In the study, researchers assessed the visual impairment and intracranial pressure (VIIP) syndrome is a neuro-ophthalmologic condition described in astronauts returning from long-duration space missions. Idiopathic intracranial hypertension (IIH), also known as pseudotumor cerebri, is characterized by a chronic elevation of intracranial pressure (ICP) in the absence of an intracranial mass lesion.

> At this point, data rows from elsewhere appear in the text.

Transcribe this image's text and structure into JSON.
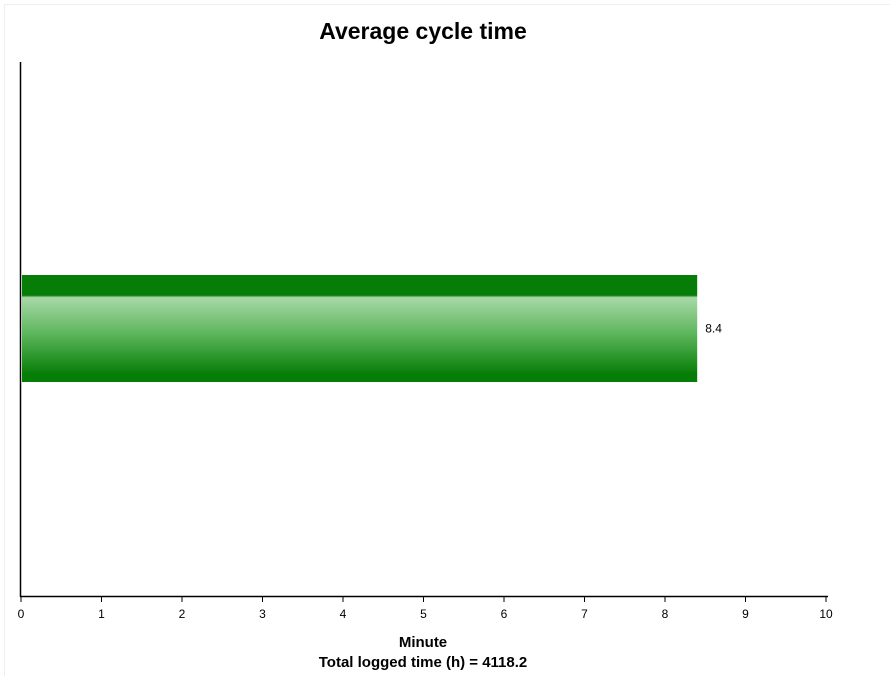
{
  "chart_data": {
    "type": "bar",
    "orientation": "horizontal",
    "title": "Average cycle time",
    "xlabel": "Minute",
    "footnote": "Total logged time (h) = 4118.2",
    "xlim": [
      0,
      10
    ],
    "xticks": [
      0,
      1,
      2,
      3,
      4,
      5,
      6,
      7,
      8,
      9,
      10
    ],
    "categories": [
      ""
    ],
    "values": [
      8.4
    ],
    "data_labels": [
      "8.4"
    ],
    "bar_color": "#067d06",
    "grid": false,
    "legend": "none"
  }
}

Because VIIP and IIH share some neurologic and ophthalmologic manifestations, the latter might be used as a model to study some of the processes underlying VIIP. This work constitutes a preliminary investigation of the molecular pathways associated with the elevation of ICP in IIH.
Human space exploration involves multi-system health risks. Neuro-ophthalmologic symptoms, including elevated intracranial pressure (ICP) upon return to Earth, have been observed in astronauts participating in long-duration missions, a condition named visual impairment and intracranial pressure syndrome (VIIP).
On Earth, these neuroanatomical findings concur with those in idiopathic intracranial hypertension (IIH). A gene expression survey of exosomal RNA in CSF and plasma from patients with elevated ICP (>18 mmHg) compared to patients with normal to moderately elevated ICP (11–18 mmHg).
All subjects recruited for the study reported to the neurology clinic, therefore none represented a completely “healthy” volunteer and results need to consider the existence of underlying conditions. Although this study only examined a limited panel of mRNAs and miRNAs, it is expected that a similar proportion of overlapping genes would have been found with a wider expression screening, like whole genome microarray.
Despite the small overlap in the set of differentially expressed genes from CSF and plasma, the identified pathways associated with increased ICP were similar. Pro-inflammatory pathways such as acute phase response and interleukin signaling were highly represented.
Pathway analysis at the CSF level also suggested processes of brain cell death, possibly targeted by miR-9. This hypothesis is also supported by evidence that involves miRNA-9 in degenerative diseases, as well as promoting glial activation via the NFkB pathway Interestingly, miR-9 is itself targeted by miR-16, which was also observed to be upregulated in the high ICP group.
Circulating miRNAs are increasingly gaining attention as screening biomarkers in central nervous system (CNS) diseases. In this work, identified candidates warrant monitoring in larger cohort studies to investigate their biomarker value, i.e., miR-16, also investigated as a biomarker for glioblastoma, and CD86 (CD80), which has been implicated in progressive inflammatory myelopathy.
The study evaluates the molecular players in IIH and the first comparison between expression profiles from exosomes in CSF and plasma for this condition. Because elevation of ICP is a hallmark of the disease, findings from this study may be relevant to the VIIP syndrome.
The results from the CSF survey suggest neuro–immunomodulatory processes, and further work including astronauts exposed to microgravity and the concomitant fluid shifts with ICP increase, is proposed to test this hypothesis on a more relevant sample population.